# Global Disaster Response Analysis (2018–2024)

## Abstract
We analyze 50,000 global disaster records from 2018 to 2024 to examine how response characteristics relate to recovery duration. Using exploratory data analysis and a supervised regression model, we investigate associations between aid amount, response time, response efficiency, and recovery days.

## Motivation
Understanding disaster recovery timelines is critical for effective disaster management and resource allocation. While many studies focus on disaster severity, fewer examine how response characteristics relate to recovery duration at a global scale.

## Data
We use the Global Disaster Response Analysis dataset (2018–2024) from Kaggle. The dataset contains 50,000 records and 12 variables, including disaster type, country, severity index, casualties, economic loss, response time, aid amount, response efficiency score, and recovery days.

## Research Questions
- How does recovery time vary across disaster types?
- What is the relationship between aid amount, response metrics, and recovery duration?
- Can recovery duration be predicted using available response and impact variables?

## Methods
We first perform exploratory data analysis to visualize relationships between key variables. We then frame recovery time prediction as a regression problem and apply a k-nearest neighbors (KNN) model using standardized numeric features and encoded categorical variables.



In [1]:
import pandas as pd
metrics = pd.read_csv("outputs/ml/metrics.csv")
metrics

Unnamed: 0,model,RMSE,MAE,R2
0,ridge,4.978634,3.970246,0.939425
1,random_forest,5.093356,4.059898,0.936602
2,lasso,5.099404,4.062804,0.936451
3,baseline_mean,20.228813,16.355676,-2.5e-05


We evaluate model performance using RMSE, MAE, and R², all reported in days where applicable.
Among the evaluated models, Ridge regression achieves the lowest RMSE, indicating the best
predictive accuracy on the held-out test set.

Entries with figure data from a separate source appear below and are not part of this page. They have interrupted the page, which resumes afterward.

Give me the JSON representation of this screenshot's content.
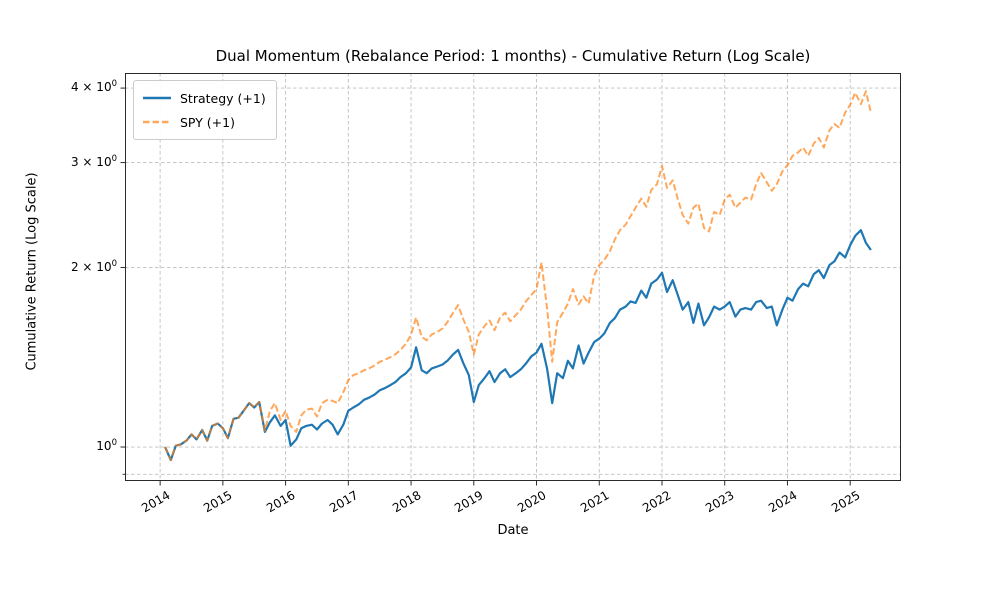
{
  "title": "Dual Momentum (Rebalance Period: 1 months) - Cumulative Return (Log Scale)",
  "axes": {
    "x_label": "Date",
    "y_label": "Cumulative Return (Log Scale)",
    "x_ticks": [
      "2014",
      "2015",
      "2016",
      "2017",
      "2018",
      "2019",
      "2020",
      "2021",
      "2022",
      "2023",
      "2024",
      "2025"
    ],
    "y_ticks": [
      {
        "value": 1,
        "base": "10",
        "exp": "0"
      },
      {
        "value": 2,
        "base": "2 × 10",
        "exp": "0"
      },
      {
        "value": 3,
        "base": "3 × 10",
        "exp": "0"
      },
      {
        "value": 4,
        "base": "4 × 10",
        "exp": "0"
      }
    ]
  },
  "legend": {
    "position": "upper left",
    "items": [
      {
        "label": "Strategy (+1)",
        "color": "#1f77b4",
        "dash": "solid",
        "width": 2.2,
        "opacity": 1
      },
      {
        "label": "SPY (+1)",
        "color": "#ff7f0e",
        "dash": "dashed",
        "width": 2.0,
        "opacity": 0.68
      }
    ]
  },
  "style": {
    "background": "#ffffff",
    "grid_color": "#bfbfbf",
    "spine_color": "#2a2a2a",
    "strategy_color": "#1f77b4",
    "spy_color": "#ff7f0e"
  },
  "chart_data": {
    "type": "line",
    "yscale": "log",
    "grid": true,
    "x_unit": "decimal_year",
    "xlim": [
      2013.44,
      2025.81
    ],
    "ylim": [
      0.877,
      4.24
    ],
    "x_gridlines": [
      2014,
      2015,
      2016,
      2017,
      2018,
      2019,
      2020,
      2021,
      2022,
      2023,
      2024,
      2025
    ],
    "y_gridlines": [
      0.9,
      1,
      2,
      3,
      4
    ],
    "y_minor_ticks": [
      0.9
    ],
    "x": [
      2014.08,
      2014.17,
      2014.25,
      2014.33,
      2014.42,
      2014.5,
      2014.58,
      2014.67,
      2014.75,
      2014.83,
      2014.92,
      2015,
      2015.08,
      2015.17,
      2015.25,
      2015.33,
      2015.42,
      2015.5,
      2015.58,
      2015.67,
      2015.75,
      2015.83,
      2015.92,
      2016,
      2016.08,
      2016.17,
      2016.25,
      2016.33,
      2016.42,
      2016.5,
      2016.58,
      2016.67,
      2016.75,
      2016.83,
      2016.92,
      2017,
      2017.08,
      2017.17,
      2017.25,
      2017.33,
      2017.42,
      2017.5,
      2017.58,
      2017.67,
      2017.75,
      2017.83,
      2017.92,
      2018,
      2018.08,
      2018.17,
      2018.25,
      2018.33,
      2018.42,
      2018.5,
      2018.58,
      2018.67,
      2018.75,
      2018.83,
      2018.92,
      2019,
      2019.08,
      2019.17,
      2019.25,
      2019.33,
      2019.42,
      2019.5,
      2019.58,
      2019.67,
      2019.75,
      2019.83,
      2019.92,
      2020,
      2020.08,
      2020.17,
      2020.25,
      2020.33,
      2020.42,
      2020.5,
      2020.58,
      2020.67,
      2020.75,
      2020.83,
      2020.92,
      2021,
      2021.08,
      2021.17,
      2021.25,
      2021.33,
      2021.42,
      2021.5,
      2021.58,
      2021.67,
      2021.75,
      2021.83,
      2021.92,
      2022,
      2022.08,
      2022.17,
      2022.25,
      2022.33,
      2022.42,
      2022.5,
      2022.58,
      2022.67,
      2022.75,
      2022.83,
      2022.92,
      2023,
      2023.08,
      2023.17,
      2023.25,
      2023.33,
      2023.42,
      2023.5,
      2023.58,
      2023.67,
      2023.75,
      2023.83,
      2023.92,
      2024,
      2024.08,
      2024.17,
      2024.25,
      2024.33,
      2024.42,
      2024.5,
      2024.58,
      2024.67,
      2024.75,
      2024.83,
      2024.92,
      2025,
      2025.08,
      2025.17,
      2025.25,
      2025.33
    ],
    "series": [
      {
        "name": "Strategy (+1)",
        "values": [
          1.0,
          0.951,
          1.005,
          1.01,
          1.025,
          1.05,
          1.03,
          1.068,
          1.025,
          1.085,
          1.095,
          1.075,
          1.035,
          1.115,
          1.12,
          1.15,
          1.185,
          1.165,
          1.19,
          1.06,
          1.1,
          1.13,
          1.085,
          1.11,
          1.005,
          1.03,
          1.075,
          1.085,
          1.09,
          1.07,
          1.095,
          1.11,
          1.09,
          1.05,
          1.09,
          1.15,
          1.165,
          1.18,
          1.2,
          1.21,
          1.225,
          1.245,
          1.255,
          1.27,
          1.285,
          1.31,
          1.33,
          1.36,
          1.47,
          1.345,
          1.33,
          1.355,
          1.365,
          1.375,
          1.395,
          1.43,
          1.455,
          1.385,
          1.32,
          1.19,
          1.27,
          1.305,
          1.34,
          1.285,
          1.33,
          1.35,
          1.31,
          1.33,
          1.35,
          1.38,
          1.42,
          1.44,
          1.49,
          1.35,
          1.185,
          1.33,
          1.305,
          1.395,
          1.355,
          1.48,
          1.38,
          1.44,
          1.5,
          1.52,
          1.55,
          1.615,
          1.645,
          1.7,
          1.72,
          1.755,
          1.745,
          1.83,
          1.78,
          1.88,
          1.91,
          1.96,
          1.82,
          1.905,
          1.8,
          1.7,
          1.75,
          1.615,
          1.74,
          1.6,
          1.65,
          1.72,
          1.7,
          1.72,
          1.75,
          1.655,
          1.7,
          1.71,
          1.7,
          1.75,
          1.76,
          1.71,
          1.72,
          1.6,
          1.7,
          1.78,
          1.76,
          1.84,
          1.88,
          1.86,
          1.95,
          1.98,
          1.92,
          2.02,
          2.05,
          2.12,
          2.08,
          2.18,
          2.26,
          2.31,
          2.2,
          2.14
        ]
      },
      {
        "name": "SPY (+1)",
        "values": [
          1.0,
          0.951,
          1.005,
          1.01,
          1.025,
          1.05,
          1.03,
          1.068,
          1.025,
          1.085,
          1.095,
          1.075,
          1.035,
          1.115,
          1.12,
          1.15,
          1.185,
          1.165,
          1.19,
          1.065,
          1.15,
          1.185,
          1.11,
          1.15,
          1.085,
          1.06,
          1.13,
          1.155,
          1.16,
          1.125,
          1.185,
          1.2,
          1.195,
          1.185,
          1.235,
          1.295,
          1.32,
          1.33,
          1.345,
          1.355,
          1.37,
          1.39,
          1.4,
          1.415,
          1.43,
          1.455,
          1.49,
          1.545,
          1.65,
          1.53,
          1.51,
          1.545,
          1.56,
          1.58,
          1.62,
          1.68,
          1.73,
          1.64,
          1.56,
          1.43,
          1.545,
          1.595,
          1.63,
          1.57,
          1.65,
          1.68,
          1.625,
          1.665,
          1.7,
          1.755,
          1.8,
          1.84,
          2.04,
          1.7,
          1.39,
          1.62,
          1.68,
          1.74,
          1.84,
          1.735,
          1.79,
          1.74,
          1.94,
          2.02,
          2.06,
          2.13,
          2.23,
          2.31,
          2.36,
          2.44,
          2.52,
          2.61,
          2.53,
          2.7,
          2.76,
          2.96,
          2.72,
          2.8,
          2.61,
          2.45,
          2.37,
          2.52,
          2.56,
          2.33,
          2.3,
          2.48,
          2.45,
          2.6,
          2.65,
          2.52,
          2.57,
          2.62,
          2.6,
          2.76,
          2.88,
          2.78,
          2.69,
          2.76,
          2.9,
          2.97,
          3.08,
          3.12,
          3.18,
          3.08,
          3.23,
          3.3,
          3.18,
          3.4,
          3.48,
          3.43,
          3.64,
          3.75,
          3.93,
          3.76,
          3.95,
          3.64
        ]
      }
    ]
  }
}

The median recovery time in the test data is approximately 50 days, with values ranging from
2 to 111 days. An RMSE on the order of 25 days therefore represents a substantial level of
uncertainty. This suggests that while the model captures some systematic signal, recovery
time remains only partially predictable using the available covariates.


## Results
This section summarizes the main descriptive patterns from EDA and the predictive performance of our model. Figures and summary tables are loaded from outputs generated in the analysis notebooks.


In [1]:
from IPython.display import Image, display
from pathlib import Path

# Example: display a saved figure if it exists
p = Path("outputs/eda")
if p.exists():
    for img_path in sorted(p.glob("*.png"))[:3]:
        display(Image(filename=str(img_path)))
else:
    print("No outputs/eda directory found yet. Run eda.ipynb and save figures to outputs/eda/ first.")